A pipeline has a name, a list of pipeline stages, optional comments and variables. See below for an example pipeline.

Pipeline stage

A pipeline stage has a name, a Docker image it is based on, a list of pipeline stages that it depends on (e.g. if it relies on output from these), and a command it runs on start up.

IO

Each pipeline stage should write any output data to the directory /walrus/STAGENAME that is automatically mounted onside the docker container on start-up. walrus automatically mounts input directories from its dependencies on start-up at /walrus/INPUT_STAGENAME. The user specifies where this /walrus directory is on the host OS by using the -output command line flag (see Usage for more information). On default it writes everything to a walrus directory in the current working directory of where the user executes the walrus command.

Parallelism

Pipeline stages that could be run in parallel are run in parallel by default.

Variables

You can declare variables in the pipeline description as well. You declare these as {"Name": "variableName", "Value": "variableValue"} and use them in the pipeline description by wrapping them like this {{variableName}}. See pipeline.json for an example.

Reproducible pipelines

Tools

Since walrus requires that tools are packaged within Docker containers, it provides a simple mechanism to ensure a reproducible execution envirionment.

Parameters

We reccommend that you use git to version control your pipeline descriptions. This will ensure that you can keep track of the different parameters to the different tools as you develop your analysis pipeline.

Data

walrus automatically tracks data in the pipeline with git-lfs. When users start a pipeline walrus will track any output data from any of the pipeline stages and commit them to the repository versioning the pipeline description, If you do not have a repository walrus will set one up for you.

Using git to version control your pipeline data is completely optional, and users can of course opt out of versioning data with git-lfs by using the walrus -version-control=false parameter.
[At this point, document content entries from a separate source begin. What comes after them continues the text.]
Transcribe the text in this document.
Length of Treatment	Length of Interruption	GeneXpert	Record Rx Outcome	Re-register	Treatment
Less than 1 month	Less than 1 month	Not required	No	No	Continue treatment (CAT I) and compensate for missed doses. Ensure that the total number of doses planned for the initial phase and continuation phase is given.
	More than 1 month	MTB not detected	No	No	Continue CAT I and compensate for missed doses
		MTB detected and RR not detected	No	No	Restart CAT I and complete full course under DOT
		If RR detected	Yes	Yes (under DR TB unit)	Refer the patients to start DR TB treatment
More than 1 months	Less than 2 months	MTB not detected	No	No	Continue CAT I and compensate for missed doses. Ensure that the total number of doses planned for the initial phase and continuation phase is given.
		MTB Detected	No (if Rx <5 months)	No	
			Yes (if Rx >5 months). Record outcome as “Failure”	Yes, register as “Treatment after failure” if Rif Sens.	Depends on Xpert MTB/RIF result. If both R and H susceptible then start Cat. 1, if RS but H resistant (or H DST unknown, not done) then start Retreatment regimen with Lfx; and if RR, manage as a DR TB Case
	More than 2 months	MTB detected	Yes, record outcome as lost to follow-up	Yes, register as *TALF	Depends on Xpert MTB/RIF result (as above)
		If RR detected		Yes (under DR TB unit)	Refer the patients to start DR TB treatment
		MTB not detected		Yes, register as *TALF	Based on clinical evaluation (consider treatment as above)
git-lfs requires a server for hosting the large files, and while Github, BitBucket provide hosting opportunities, we have added a -lfs-server flag that starts a local git-lfs-server for use with git-lfs. Users can use this server to store files with git-lfs or push them to some other remote.

Performance

You may experience that git-lfs uses some time to start keeping track of your data. Adding the NA12878 WGS (270GB) bam file takes roughly 1 hour on our fat server (80 Intel xenon CPUs, 10 cores/CPU, ~1TB memory). Bear in mind that git-lfs runs on a single CPU. Most of the time spent is simply copying the data into the .git/lfs folder. Hopefully this will improve in later versions of git-lfs.

Installation and usage

There are two options for installing and using walrus: install walrus and its dependencies natively on your system, or use our walrus Docker image. It may sound a bit silly to have a Docker container orchestrate other containers, but by sharing the Docker socket (/var/run/docker.sock) with the walrus container it works! There are drawbacks to sharing the Docker socket and we only encourage this approach if you want to try out walrus without thinking about setting up your own environment.

Docker

There's only a single command needed to start analyzing data using the walrus Docker container. Let's assume you have a pipeline.json pipeline description in your working directory. You can analyze it by running

    docker run -v /var/run/docker.sock:/var/run/docker.sock -v $(pwd):$(pwd) -t fjukstad/walrus -i $(pwd)/pipeline.json -o $(pwd)/output

and it will write the output to a directory output/ in your current working directory.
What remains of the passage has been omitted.